OK, I’m used to this drill. I make it clear to my boss that if I’m only getting three weeks to test it, the product will inevitably ship with bugs. He doesn’t care. “Just test the parts most people will see,” he says. (I swear he actually said that one as well.) So my team kills itself working 90-hour weeks, trying to give a good hit on all modules, while we’re literally sleeping in our cars and cubes. Amazingly, we actually ship the thing on time. Considering the time crunch and the corners we had to cut to meet the date, the app is in surprisingly good shape.

One week later, my boss discovers a minor cosmetic bug deep in the bowels of the thing. He stomps into my cube and starts screaming at me: “How could you have let this slip through?” he yells. “What’s wrong with your QA procedures?”

When I explain — unapologetically — that it was his sign-off on the three-week date versus the 12 weeks we actually needed that caused us to miss the bug, he snaps, “You have a terrible attitude! Don’t you even feel guilty about letting this bug ship?”

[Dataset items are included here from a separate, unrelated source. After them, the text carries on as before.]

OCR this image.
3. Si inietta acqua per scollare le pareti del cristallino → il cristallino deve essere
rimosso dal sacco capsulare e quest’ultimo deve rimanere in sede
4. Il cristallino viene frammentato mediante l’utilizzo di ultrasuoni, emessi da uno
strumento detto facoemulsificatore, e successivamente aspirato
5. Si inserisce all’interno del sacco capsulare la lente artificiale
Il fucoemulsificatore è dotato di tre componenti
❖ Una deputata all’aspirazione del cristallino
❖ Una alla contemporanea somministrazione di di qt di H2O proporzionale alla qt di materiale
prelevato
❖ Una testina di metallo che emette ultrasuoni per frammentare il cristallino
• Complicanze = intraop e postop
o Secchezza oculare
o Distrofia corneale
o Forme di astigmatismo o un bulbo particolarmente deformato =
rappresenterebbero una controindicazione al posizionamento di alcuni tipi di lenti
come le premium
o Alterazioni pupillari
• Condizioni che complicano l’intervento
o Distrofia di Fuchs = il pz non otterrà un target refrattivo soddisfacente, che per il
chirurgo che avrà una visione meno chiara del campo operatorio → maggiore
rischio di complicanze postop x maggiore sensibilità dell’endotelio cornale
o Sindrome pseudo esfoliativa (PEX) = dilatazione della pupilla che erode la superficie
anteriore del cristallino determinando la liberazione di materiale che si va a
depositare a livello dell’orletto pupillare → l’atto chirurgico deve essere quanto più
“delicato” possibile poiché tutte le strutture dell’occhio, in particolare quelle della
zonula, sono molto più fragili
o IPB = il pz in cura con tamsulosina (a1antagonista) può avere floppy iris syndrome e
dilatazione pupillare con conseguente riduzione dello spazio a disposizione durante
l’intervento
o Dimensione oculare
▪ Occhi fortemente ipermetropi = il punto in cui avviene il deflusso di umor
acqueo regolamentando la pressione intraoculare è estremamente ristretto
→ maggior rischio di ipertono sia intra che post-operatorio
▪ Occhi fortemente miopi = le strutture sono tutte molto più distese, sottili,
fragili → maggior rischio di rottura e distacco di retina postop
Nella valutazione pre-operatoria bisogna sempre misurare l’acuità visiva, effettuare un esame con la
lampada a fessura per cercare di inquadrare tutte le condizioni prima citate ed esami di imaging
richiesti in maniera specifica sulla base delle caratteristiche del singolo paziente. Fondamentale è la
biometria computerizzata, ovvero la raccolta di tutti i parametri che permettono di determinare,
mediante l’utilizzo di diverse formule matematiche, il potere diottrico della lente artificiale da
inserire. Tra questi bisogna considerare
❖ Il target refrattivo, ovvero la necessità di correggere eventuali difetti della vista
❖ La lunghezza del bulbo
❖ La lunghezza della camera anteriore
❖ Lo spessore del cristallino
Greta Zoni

Sigh. Now I’m supposed to feel sorry and guilty that I missed a bug because I was ordered to cut corners on my job — and the exact nature of that job is to find bugs! Unbelievable.

So, last week we get a similar project for another customer. This time, without even consulting me, my boss agrees to a two-week turnaround. His logic? “Well,” he says,” you did it in three weeks before, so I figure you can do it in two weeks if you just work a little overtime.”

Right. At this point, I’m spending all my time looking as busy as I can, smiling a lot, and faxing my resume to as many headhunters as I can find. There’s only so much institutionalized stupidity a person can take in one week, and this place hits that limit by noon on Mondays.